Читать книгу Rising - Jane Beal - Страница 20
POCAHONTAS SINGS
ОглавлениеI can’t tell you my secret name. Only
my father names me by that name.
I can’t show you how I ran naked before
I was eight or the deerskin skirt I had
at twelve. My turkey-feather winter-cloak
is gone like the sands of time dripping down
the hourglass you keep on your desk.
But I can show you the pot my mother made
with her own hands from the earth by the river
before my father, the Pohowtan, sent
her away to live with another man
in another village, and I never saw
her again.
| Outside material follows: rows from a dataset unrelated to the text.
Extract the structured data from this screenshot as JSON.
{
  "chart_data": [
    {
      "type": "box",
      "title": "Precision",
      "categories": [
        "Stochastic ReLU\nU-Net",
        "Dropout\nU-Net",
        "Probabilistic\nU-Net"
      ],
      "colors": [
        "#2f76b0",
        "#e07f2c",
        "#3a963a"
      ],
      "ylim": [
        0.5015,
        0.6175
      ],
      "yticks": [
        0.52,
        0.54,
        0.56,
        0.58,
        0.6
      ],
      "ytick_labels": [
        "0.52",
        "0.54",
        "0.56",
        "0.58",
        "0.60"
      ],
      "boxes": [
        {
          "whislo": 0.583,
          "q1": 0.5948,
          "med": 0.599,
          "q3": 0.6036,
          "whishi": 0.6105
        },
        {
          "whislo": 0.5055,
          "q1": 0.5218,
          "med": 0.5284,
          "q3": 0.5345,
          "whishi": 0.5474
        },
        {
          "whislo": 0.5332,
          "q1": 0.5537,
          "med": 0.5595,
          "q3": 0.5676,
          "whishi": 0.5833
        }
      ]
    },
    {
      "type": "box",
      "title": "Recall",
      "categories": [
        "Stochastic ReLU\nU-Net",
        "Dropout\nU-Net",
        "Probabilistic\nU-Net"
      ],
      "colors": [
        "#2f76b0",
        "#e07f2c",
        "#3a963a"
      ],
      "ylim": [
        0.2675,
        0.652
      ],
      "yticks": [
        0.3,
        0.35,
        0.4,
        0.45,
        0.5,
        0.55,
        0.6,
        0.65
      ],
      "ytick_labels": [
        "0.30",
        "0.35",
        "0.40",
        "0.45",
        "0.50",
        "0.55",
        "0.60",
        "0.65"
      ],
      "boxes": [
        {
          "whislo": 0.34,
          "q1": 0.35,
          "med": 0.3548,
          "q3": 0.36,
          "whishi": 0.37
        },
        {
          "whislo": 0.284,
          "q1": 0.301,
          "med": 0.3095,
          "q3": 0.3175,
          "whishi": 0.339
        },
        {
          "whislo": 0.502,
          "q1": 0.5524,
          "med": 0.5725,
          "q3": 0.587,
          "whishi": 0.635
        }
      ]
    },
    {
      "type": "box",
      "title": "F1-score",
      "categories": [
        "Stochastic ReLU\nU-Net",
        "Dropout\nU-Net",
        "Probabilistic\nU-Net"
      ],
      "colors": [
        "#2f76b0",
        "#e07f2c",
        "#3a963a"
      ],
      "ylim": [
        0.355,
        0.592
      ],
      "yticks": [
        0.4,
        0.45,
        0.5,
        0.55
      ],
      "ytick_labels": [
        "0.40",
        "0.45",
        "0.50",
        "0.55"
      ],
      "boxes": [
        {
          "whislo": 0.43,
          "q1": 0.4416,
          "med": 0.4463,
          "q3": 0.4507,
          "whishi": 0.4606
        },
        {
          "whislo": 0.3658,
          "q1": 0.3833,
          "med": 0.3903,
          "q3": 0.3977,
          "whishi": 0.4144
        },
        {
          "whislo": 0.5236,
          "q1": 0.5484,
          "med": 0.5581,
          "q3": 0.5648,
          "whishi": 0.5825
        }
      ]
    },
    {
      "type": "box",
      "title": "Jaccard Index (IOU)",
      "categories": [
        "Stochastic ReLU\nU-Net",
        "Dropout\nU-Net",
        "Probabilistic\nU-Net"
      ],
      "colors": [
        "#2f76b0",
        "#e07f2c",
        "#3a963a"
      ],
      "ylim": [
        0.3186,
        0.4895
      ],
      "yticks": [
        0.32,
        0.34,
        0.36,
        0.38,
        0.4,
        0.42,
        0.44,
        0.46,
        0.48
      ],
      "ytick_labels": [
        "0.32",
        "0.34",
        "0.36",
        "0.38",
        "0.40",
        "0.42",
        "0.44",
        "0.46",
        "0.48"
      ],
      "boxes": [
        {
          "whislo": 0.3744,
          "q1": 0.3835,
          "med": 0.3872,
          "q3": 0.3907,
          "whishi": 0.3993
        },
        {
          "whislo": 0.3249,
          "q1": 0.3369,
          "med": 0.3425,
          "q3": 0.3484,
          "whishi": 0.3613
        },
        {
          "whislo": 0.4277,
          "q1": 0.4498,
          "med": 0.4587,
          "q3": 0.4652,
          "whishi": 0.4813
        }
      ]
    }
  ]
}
Remember, after you English
came to our shores, women pressed your cloth
into the clay pots to make new designs.
I am my mother’s pot, my flesh is
her living clay, and you, John, have pressed your cloth
into my fabled skin and made me new,
as I, growing big-bellied with child,
lay dead fish in your corn fields to make them grow
for the boy I sing to when you call me
Rebecca, the noose who snared you, and I
call you Isaac when I hold you inside
my soul still turning cartwheels by tide
pools in Virginia, by rivers of water
frothing white over darkened waves where
the ocean meets Tenakomakah lands,
where the ocean from the east meets the river
from the west, north of Jamestown, where
your people first settled, and I fed them
corn and pumpkin seeds when they were dying.
The dying lived, and you came, and brought me
back to the King of England, who danced
with me at a masque as Ben Jonson’s players
revealed a vision of delight, harmony,
and wonder, heralding a spring I will
never see with you, my John, my Isaac:
hold my hand in yours, my husband,
for it is enough that our child shall live.